Managing project files
Monday, March 27, 2006
As I accumulate projects (both new and completed), the maintenance and storage of the project files becomes increasingly important. There are two important goals for a file structure: find things quickly and don’t lose anything. My current strategy is as follows:
Every project has a consistent folder structure:
|-- analysis
|-- data
|-- db
|-- doc
|-- fig
`-- utils
analysis holds the R source files of the analysis. These, typically, are experiments and snippets of code. The main analyses are in the doc directory.
data contains data files. Generally, these are csv files from clients.
db is for sql dumps of databases and sqlite files. I prefer working with databases over flat text files or Excel spreadsheets. These files are kept in the data folder and converted to sql databases for analyses.
doc holds the analysis and writeup as a Sweave file. This combines R and LaTeX to create a complete document from one source file.
fig is for diagrams and plots. Many of these are generated when processing the Sweave file, but some are constructed from other sources.
utils holds scripts and binaries that are required to run the analysis.

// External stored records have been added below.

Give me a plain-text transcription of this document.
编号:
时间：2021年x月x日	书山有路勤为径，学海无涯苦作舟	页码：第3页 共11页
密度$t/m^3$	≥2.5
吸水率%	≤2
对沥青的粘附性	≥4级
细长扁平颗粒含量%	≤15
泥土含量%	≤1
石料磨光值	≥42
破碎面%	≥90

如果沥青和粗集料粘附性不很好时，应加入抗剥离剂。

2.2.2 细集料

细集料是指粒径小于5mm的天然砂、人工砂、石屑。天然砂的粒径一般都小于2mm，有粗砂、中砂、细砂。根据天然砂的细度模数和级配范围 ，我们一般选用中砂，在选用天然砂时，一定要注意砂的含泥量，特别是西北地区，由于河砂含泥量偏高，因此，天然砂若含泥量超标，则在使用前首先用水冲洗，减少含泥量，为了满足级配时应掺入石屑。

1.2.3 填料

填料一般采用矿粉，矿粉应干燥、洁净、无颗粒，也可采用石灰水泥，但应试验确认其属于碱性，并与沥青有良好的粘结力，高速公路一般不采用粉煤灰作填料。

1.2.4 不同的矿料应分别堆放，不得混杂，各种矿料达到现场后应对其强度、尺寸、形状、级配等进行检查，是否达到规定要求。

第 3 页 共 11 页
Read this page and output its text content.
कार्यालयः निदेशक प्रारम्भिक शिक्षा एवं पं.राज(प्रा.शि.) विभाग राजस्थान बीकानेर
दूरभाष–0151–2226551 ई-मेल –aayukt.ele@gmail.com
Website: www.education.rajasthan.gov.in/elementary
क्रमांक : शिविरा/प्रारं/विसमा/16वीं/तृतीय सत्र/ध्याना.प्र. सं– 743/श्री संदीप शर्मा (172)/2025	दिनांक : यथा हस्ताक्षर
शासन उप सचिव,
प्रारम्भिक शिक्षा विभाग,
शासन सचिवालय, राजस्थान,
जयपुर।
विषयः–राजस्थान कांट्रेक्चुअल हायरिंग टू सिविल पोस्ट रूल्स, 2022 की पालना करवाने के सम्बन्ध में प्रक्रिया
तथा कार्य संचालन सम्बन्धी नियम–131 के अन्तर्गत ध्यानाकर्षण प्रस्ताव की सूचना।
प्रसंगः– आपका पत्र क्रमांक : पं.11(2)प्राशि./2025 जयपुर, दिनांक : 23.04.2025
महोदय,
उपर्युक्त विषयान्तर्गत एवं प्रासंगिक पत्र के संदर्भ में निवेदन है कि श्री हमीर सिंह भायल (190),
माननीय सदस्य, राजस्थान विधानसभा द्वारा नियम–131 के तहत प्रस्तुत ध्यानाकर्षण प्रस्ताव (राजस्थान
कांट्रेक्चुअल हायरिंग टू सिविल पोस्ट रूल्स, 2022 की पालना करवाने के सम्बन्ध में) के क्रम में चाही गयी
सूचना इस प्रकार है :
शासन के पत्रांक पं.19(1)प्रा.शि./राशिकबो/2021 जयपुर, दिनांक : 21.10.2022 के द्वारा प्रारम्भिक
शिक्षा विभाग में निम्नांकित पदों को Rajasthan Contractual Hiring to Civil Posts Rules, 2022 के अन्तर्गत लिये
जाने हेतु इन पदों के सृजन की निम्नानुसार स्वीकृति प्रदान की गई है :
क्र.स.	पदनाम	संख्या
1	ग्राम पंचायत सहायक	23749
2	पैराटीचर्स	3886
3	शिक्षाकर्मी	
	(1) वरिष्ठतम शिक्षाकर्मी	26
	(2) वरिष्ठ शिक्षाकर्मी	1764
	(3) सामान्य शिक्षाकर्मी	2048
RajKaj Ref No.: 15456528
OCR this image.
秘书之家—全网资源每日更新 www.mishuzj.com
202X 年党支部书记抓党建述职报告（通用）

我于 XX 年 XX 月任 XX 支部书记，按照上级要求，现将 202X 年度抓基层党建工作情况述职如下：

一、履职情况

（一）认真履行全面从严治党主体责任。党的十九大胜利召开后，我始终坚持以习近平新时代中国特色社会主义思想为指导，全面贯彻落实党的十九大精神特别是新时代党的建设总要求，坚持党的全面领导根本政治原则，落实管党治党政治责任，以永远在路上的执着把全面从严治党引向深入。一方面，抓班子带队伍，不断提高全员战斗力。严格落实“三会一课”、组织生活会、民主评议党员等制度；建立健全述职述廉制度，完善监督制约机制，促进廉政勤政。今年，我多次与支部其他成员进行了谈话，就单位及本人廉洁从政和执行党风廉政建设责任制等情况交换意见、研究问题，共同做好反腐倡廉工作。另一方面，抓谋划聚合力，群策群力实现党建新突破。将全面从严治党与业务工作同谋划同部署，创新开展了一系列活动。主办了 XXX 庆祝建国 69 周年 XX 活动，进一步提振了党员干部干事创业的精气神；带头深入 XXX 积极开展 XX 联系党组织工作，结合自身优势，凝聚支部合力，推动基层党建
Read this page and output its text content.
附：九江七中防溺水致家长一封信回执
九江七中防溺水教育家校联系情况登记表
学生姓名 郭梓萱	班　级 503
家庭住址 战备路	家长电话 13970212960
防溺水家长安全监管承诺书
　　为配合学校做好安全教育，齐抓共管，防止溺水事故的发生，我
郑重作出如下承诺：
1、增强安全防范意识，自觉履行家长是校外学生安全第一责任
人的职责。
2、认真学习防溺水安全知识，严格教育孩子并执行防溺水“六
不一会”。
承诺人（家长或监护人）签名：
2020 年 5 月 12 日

This entire directory structure is maintained with Subversion, so I have a record of changes and can access the project files from any networked computer.
Finally, once a project is complete, I archive the project and construct a sha checksum of the zip file.
openssl dgst -sha1 -out checksums.txt archive.zip
This checksum allows me to verify that the archive remains stable over time. Coupled with a good backup routine, this should keep the project files safe.
This may seem elaborate, but data and their analyses are too important to be left scattered around a laptop’s hard drive.
One other approach I’ve considered is using the R package structure to maintain projects. This is a useful guide, but the process seems too involved for my purposes.